Note: rows 3, 12, 21, 23, and 24 represent asymptomatic cases

M denotes male; F female; WBC white blood cell; CSF cerebrospinal fluid; MRI magnetic resonance imaging; DEC diethylcarbamazine

For the 23 cases presenting with VLM, symptoms started during the stay abroad in 11 (48%) or developed within 3 weeks in average (range: 0–8 weeks) after return. For one patient (number 11), the dates of recent travel were not clearly reported. Clinical manifestations included abdominal complaints in 11 (48%) patients, respiratory symptoms and skin abnormalities in 10 (43%) each and fever in 9 (39%); in most cases, symptoms were combined or developed sequentially. Radiological pneumonia was found in 5 patients and one of them (number 22) had to be admitted elsewhere because of the severity of respiratory symptoms. Two patients (numbers 11 and 16) presented with progressive neurological features of transverse myelitis but no other symptoms. In both cases, the diagnosis was made by the demonstration of an increased eosinophil count and of anti-TES IgG in the cerebrospinal fluid, in the absence of another etiology (Table 1).
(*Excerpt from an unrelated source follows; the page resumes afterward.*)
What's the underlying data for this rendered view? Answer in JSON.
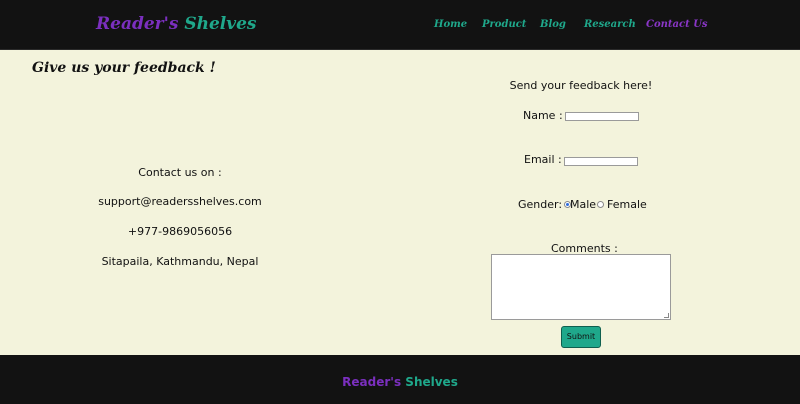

For the 21 patients without neurological complications, median duration of symptoms before first documented medical evaluation at ITMA or elsewhere was 3 weeks (range 5 days- 4 months), while both patients with neurological toxocariasis were diagnosed several months (2,5 and 7 respectively) after symptom onset.

At first presentation, the median blood eosinophil count was 1720/μL (range: 510–14160) in the 21 VLM cases without neurological complication and 2080/μL (range: 1100–2970) in the 5 asymptomatic cases. Of note, the median eosinophil count was significantly lower in the VLM patients presenting more than 4 weeks after symptom onset than in those consulting earlier (700/μL versus 2340/μL, p<0.001). The blood eosinophil count was within the reference ranges for both patients with neurological toxocariasis.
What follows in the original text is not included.